The gut microbes for e.g., S. liquefaciens, P. fluorescens and C. freundii play a crucial role in breaking down woody food components in M. hippocastani such as lignocelluloses (cellulose, pectin and starch) and xylans. When comparing the larvae and adult microbiotes of M. hippocastani, the larvae microbiotes had harsher conditions, yet harboured a richer and more diverse bacterial community compared to the diapausing adult guts. A core group of bacterial phylotypes was shared between larvae and adults for e.g., Clostridiaceae, Desulfovibrionaceae, Enterobacteriaceae, thus indicating some degree of stability in M. hippocastani despite different feeding habits. Little overlap was observed between bacterial species from food or soil contamination and those in the gut, suggesting minimal alteration of bacterial diversity upon ingestion. Some microbe isolates from larvae displayed amylase and xylanolytic properties related to digestion. This symbiotic relationship underscores the importance of microbes in the digestive processes in cockchafers.

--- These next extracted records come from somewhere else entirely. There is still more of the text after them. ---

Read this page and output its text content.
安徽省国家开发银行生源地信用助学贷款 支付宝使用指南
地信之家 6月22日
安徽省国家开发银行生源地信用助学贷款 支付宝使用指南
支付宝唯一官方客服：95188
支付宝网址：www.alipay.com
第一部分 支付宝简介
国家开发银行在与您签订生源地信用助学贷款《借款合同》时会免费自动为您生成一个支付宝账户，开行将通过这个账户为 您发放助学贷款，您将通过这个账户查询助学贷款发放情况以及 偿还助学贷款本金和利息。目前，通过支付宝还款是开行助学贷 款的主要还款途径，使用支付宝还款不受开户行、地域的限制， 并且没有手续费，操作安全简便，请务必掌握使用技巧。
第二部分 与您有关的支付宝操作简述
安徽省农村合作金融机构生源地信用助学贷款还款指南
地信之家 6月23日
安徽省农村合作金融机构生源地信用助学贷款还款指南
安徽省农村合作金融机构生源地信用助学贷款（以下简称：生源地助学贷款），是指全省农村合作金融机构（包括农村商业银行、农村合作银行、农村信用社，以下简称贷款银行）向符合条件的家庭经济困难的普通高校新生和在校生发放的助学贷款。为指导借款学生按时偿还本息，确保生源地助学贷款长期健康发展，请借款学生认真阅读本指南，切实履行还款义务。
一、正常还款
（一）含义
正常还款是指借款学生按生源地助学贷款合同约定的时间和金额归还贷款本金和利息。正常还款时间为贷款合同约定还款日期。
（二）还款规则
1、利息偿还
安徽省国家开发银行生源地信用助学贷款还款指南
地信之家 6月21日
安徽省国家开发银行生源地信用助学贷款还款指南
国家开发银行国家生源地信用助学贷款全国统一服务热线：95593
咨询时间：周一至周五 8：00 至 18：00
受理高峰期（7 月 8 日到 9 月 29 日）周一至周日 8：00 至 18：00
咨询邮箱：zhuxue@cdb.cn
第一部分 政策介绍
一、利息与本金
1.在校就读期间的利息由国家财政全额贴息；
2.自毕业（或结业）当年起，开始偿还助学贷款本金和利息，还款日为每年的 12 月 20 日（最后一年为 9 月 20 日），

A high manganese (Mn) content in the diet of M. hippocastani shows a significant effect on their activity and fertility. As the Mn content in their food increased, the activity of adult cockchafers decreased, and the adult females showed zero fertility. Despite the cockchafers' ability for self-detoxification, the presence of Mn in their diet still influenced their activity. Also expelling Mn through the digestive system serves as the primary mechanism for the cockchafers' self-detoxification process, showing the relationship between diet, digestion, and physiological responses in M. hippocastani.

== As a forest pest ==
The parasitic nature of M. hippocastani has caused damage to a wide variety of forest tree foliages, which has led to research for strategies to understand the species, and to mitigate their harmful impacts, which will protect the forests that inhabit these beetles. For e.g., in parts of southern Germany, specifically in the states of Hessen, Rheinland-Pfalz, and Baden-Württemberg, mass breeding of M. hippocastani has been observed every 3–4 years, which causes damage from adults feeding on the foliage between April and May. However, this damage can be compensated during a secondary sprouting period in June. Contrarily, grubs that develop within 3–4 years in the forest soil are rhizophagous as they cause severe, long-term damage on seedlings and young trees by feeding on roots. In northeastern France, specifically in the Vosges Mountains, M. hippocastani populations have been at epidemic levels since 2007, and high larval densities have been recorded, which induces a high mortality risk for forest plantations. Thus, M. hippocastani can cause vast economic and ecological losses in oak-dominated forest as oak trees are a good food source for cockchafers.

=== Pest management ===
Extensive research continues to be performed on management of these pests. Specifically, research has shown that forests with a dense shrub layer have a negative effect on the density of egg clusters and the number of eggs in the soil, while forests with a canopy openness and the proportion of oak basal area have positive effects. Some theories for the destructive impacts of dense shrubbery on the ability of M. hippocastani to lay eggs in the soil include: higher ground with shrubby vegetation increases moisture that allows the growth of Entomopathogenic fungi like B. brongniartii on it, the shrub acting as an impenetrable barrier, flight imprecision of the beetle, and the use of olfaction to sense the environment as methods with which the shrubbery could impact the egg laying behaviour of the adult females. These techniques thus have a potential to understand egg laying patterns to mitigate forest damage.